Door-to-door sales beat seasonal declines
While the number of pending home sales in New York City fell by 41 homes as of Oct. 16, it still exceeded the same time frame in 2019, increasing the city’s home sales index by nearly two points. Sales in the city are up about 75% from pre-pandemic levels. By borough, sales in Manhattan are up 74.5% from pre-pandemic levels, while sales figures in Brooklyn are up 66.2% and Queens by 24.6% .
The rental market is tightening
A drop of 545 available units caused the New York City rental market to contract slightly, causing the index to drop two points to 87. With a total of 15,910 units on the market as of October 16, the rental market is on the decline. continues to be one of the best performing measures in the index, has effectively recovered from the COVID-19 pandemic and is mainly held back by a lack of available units.
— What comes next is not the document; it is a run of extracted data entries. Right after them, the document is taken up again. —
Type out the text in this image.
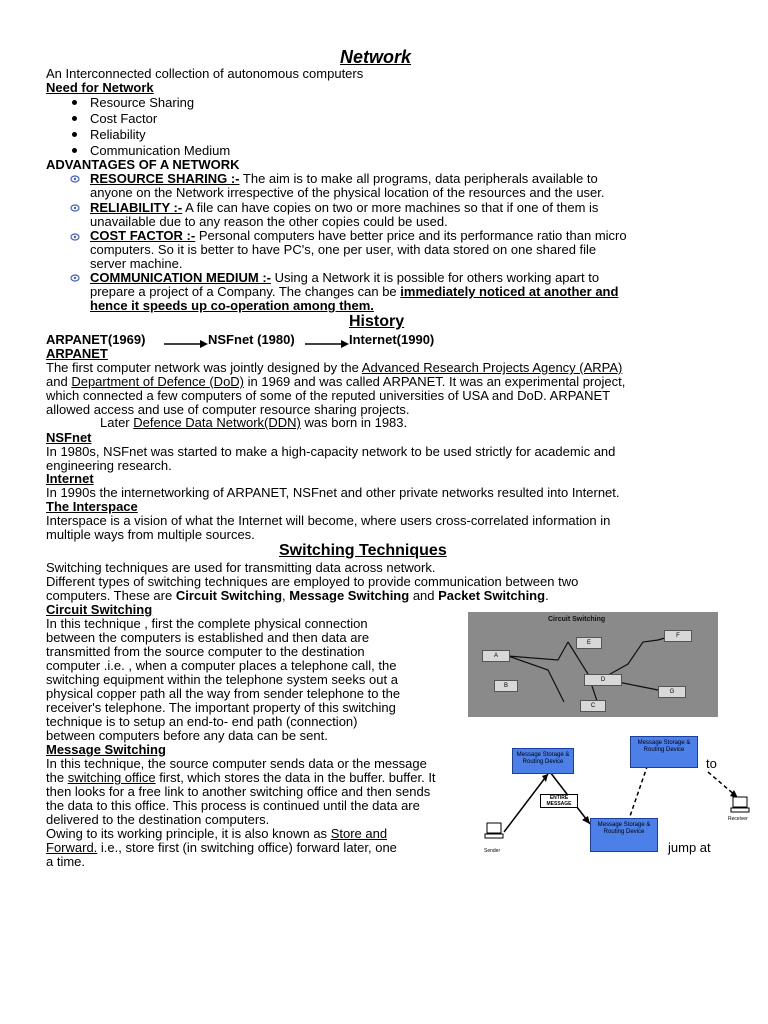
Network
An Interconnected collection of autonomous computers
Need for Network
Resource Sharing
Cost Factor
Reliability
Communication Medium
ADVANTAGES OF A NETWORK
RESOURCE SHARING :- The aim is to make all programs, data peripherals available to
anyone on the Network irrespective of the physical location of the resources and the user.
RELIABILITY :- A file can have copies on two or more machines so that if one of them is
unavailable due to any reason the other copies could be used.
COST FACTOR :- Personal computers have better price and its performance ratio than micro
computers. So it is better to have PC's, one per user, with data stored on one shared file
server machine.
COMMUNICATION MEDIUM :- Using a Network it is possible for others working apart to
prepare a project of a Company. The changes can be immediately noticed at another and
hence it speeds up co-operation among them.
History
ARPANET(1969)	NSFnet (1980)	Internet(1990)
ARPANET
The first computer network was jointly designed by the Advanced Research Projects Agency (ARPA)
and Department of Defence (DoD) in 1969 and was called ARPANET. It was an experimental project,
which connected a few computers of some of the reputed universities of USA and DoD. ARPANET
allowed access and use of computer resource sharing projects.
Later Defence Data Network(DDN) was born in 1983.
NSFnet
In 1980s, NSFnet was started to make a high-capacity network to be used strictly for academic and
engineering research.
Internet
In 1990s the internetworking of ARPANET, NSFnet and other private networks resulted into Internet.
The Interspace
Interspace is a vision of what the Internet will become, where users cross-correlated information in
multiple ways from multiple sources.
Switching Techniques
Switching techniques are used for transmitting data across network.
Different types of switching techniques are employed to provide communication between two
computers. These are Circuit Switching, Message Switching and Packet Switching.
Circuit Switching
In this technique , first the complete physical connection
between the computers is established and then data are
transmitted from the source computer to the destination
computer .i.e. , when a computer places a telephone call, the
switching equipment within the telephone system seeks out a
physical copper path all the way from sender telephone to the
receiver's telephone. The important property of this switching
technique is to setup an end-to- end path (connection)
between computers before any data can be sent.
Circuit Switching
A
B
C
D
E
F
G
Message Switching
In this technique, the source computer sends data or the message
the switching office first, which stores the data in the buffer. buffer. It
then looks for a free link to another switching office and then sends
the data to this office. This process is continued until the data are
delivered to the destination computers.
Owing to its working principle, it is also known as Store and
Forward. i.e., store first (in switching office) forward later, one
a time.
to
jump at
Message Storage & Routing Device
Message Storage & Routing Device
Message Storage & Routing Device
ENTIRE MESSAGE
Sender
Receiver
Reverse of metro ridership
Subway ridership suffered some setbacks on October 16, dropping from 44.3% to nearly 45% below pre-pandemic levels. The measure continues to linger relatively close to the 50% mark at which it hovered for several months, leaving significant room for improvement. The Metropolitan Transportation Authority (MTA) has estimated a seven-day average of nearly 2.65 million passengers on public transportation.
Restaurant reservations are declining
The city’s restaurant reservation index has lost some of its momentum, with bookings falling from 42.7% to 43.6% below 2019 levels through October 16, according to OpenTable estimates. Like ridership in the métro, restaurant reservations had remained in a sustained lull near the 50% mark for several months and struggled to break the trend. With the ban on propane heaters to heat outdoor dining spaces in effect for the winter season, restaurants could be headed for a sustained lull in reservations.